A cultura de skate de São Bernardo se expandia para todo o ABC, criando uma tradição na região, de forma que sempre há renovação de gerações, seja qual for o estilo de skate praticado.
Hoje, Santo André tem três pistas públicas. Além da pista do Ana Maria Brandão, que passou por reforma recente, a cidade inaugurou em 2024 uma pista localizada no Parque Sérgio Cyrino da Silva. Há, ainda, uma terceira pista, no Jardim Ana Maria ,onde são realizadas aulas de skate em parceria com Mineirinho.
Vencedora da primeira medalha de ouro feminina do Brasil em X-Games, Karen Jonz é nascida em Santos e criada em Santo André. Ítalo Penarrubia, também medalhista da “olimpíada dos esportes radicais”, e Edgard Vovô, atual treinador da seleção brasileira olímpica de park, são outros nomes que cresceram na cidade.
“Eu acho que Santo André, o ABC em si, é uma máquina de talentos”, avalia Vianna. “Não só no skate, mas na arte, na cultura, em tudo, é muito forte esse lado. Acho que isso ajuda no skate também, porque o skate globaliza tudo isso. Então, por ser uma cidade que tem muita gente talentosa, a gente se espelha nas pessoas certas. Tem muitos skatistas profissionais em Santo André, principalmente Raicca agora, evoluindo bastante, a cada dia mais.”

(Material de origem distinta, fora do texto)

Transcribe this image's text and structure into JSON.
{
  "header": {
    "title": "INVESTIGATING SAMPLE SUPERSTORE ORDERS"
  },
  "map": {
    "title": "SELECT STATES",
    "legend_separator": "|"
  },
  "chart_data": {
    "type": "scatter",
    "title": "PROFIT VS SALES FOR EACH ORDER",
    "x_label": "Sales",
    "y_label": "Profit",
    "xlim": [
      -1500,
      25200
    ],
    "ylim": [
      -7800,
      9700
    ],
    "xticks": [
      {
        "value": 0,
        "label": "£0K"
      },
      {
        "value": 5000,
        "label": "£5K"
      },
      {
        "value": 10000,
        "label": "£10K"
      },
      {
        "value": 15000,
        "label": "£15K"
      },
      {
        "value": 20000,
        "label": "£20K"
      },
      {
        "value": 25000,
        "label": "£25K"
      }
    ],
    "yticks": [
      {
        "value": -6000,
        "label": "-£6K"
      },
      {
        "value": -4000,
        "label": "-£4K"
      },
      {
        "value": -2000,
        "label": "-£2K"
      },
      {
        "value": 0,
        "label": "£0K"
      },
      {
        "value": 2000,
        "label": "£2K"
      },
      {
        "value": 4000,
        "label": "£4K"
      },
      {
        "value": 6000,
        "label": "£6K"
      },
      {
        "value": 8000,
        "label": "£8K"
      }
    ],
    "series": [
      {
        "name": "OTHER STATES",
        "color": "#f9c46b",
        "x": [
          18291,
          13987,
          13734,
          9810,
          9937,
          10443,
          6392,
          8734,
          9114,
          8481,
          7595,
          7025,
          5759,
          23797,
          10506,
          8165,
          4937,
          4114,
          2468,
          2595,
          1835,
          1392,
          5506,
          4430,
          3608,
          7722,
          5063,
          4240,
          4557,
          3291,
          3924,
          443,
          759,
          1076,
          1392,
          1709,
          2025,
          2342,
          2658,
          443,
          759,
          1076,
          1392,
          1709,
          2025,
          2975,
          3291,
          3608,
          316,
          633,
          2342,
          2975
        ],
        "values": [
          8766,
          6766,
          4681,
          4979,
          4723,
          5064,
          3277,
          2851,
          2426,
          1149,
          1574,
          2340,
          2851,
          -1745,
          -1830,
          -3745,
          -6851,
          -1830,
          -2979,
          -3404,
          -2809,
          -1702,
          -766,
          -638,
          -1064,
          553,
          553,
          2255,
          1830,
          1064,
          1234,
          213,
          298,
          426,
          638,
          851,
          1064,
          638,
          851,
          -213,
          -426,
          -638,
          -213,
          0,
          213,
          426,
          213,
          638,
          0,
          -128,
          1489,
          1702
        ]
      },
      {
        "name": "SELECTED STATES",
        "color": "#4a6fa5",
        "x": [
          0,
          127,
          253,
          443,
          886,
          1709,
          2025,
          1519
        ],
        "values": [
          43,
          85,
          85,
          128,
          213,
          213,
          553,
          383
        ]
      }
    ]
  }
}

O skatista, que já tem duas Olimpíadas no currículo, fala de outra andreense, Raicca Ventura, de apenas 17 anos. Ela debutou nos Jogos Olímpicos neste ano, terminando na 12ª posição, após um ótimo ciclo de classificação, no qual foi sétima colocada do ranking. Um mês depois, em setembro, foi campeã do Mundial de Park, feito inédito para o Brasil.
A adolescente é especialista no park, mas competia no street quando criança e lembra de ainda criança ver Giovanni praticando pelas pistas de Santo André e competindo. “Eu e o Giovanni, a gente já competiu muitas competições. Inclusive, quando tinha uns 12 anos, eu lembro que competia no street, e ele estava lá também, era mais novinho. A gente sempre competia por Santo André e era muito legal”, diz ao Estadão.
O sucesso competitivo de Raicca reforça a força do skate do ABC, até porque ela vem de uma família de skatistas tradicionais da cidade. Seu tio é Wanderley Arame, conhecido no mundo do skate pela criatividade e afeição por desafios. Já montou uma minirrampa flutuante na represa Billings, em 2011, e fez uma sessão sobre as águas, registrada no vídeo “Um sonho flutuante” e em fotos publicadas na revista “CemporcentoSKATE”. Em 2013, foi capa da mesma revista após realizar mais uma de suas ideias: fazer manobras em uma rampa suspensa no ar por um balão.
Hoje, Raicca é referência como Giovanni, o tio Arame e o pai Elber Bereta, também skatista, são para ela. Presente na cena do skate da cidade, mesmo depois de ganhar o mundo, ela é vista como exemplo pelos meninos e meninas que encontra pelas pistas. “Os pais também falam para os filhos assim. Ó, filha, você pode ser igual eles, olha só. Veem a gente como inspiração, eu acho muito legal”, afirma.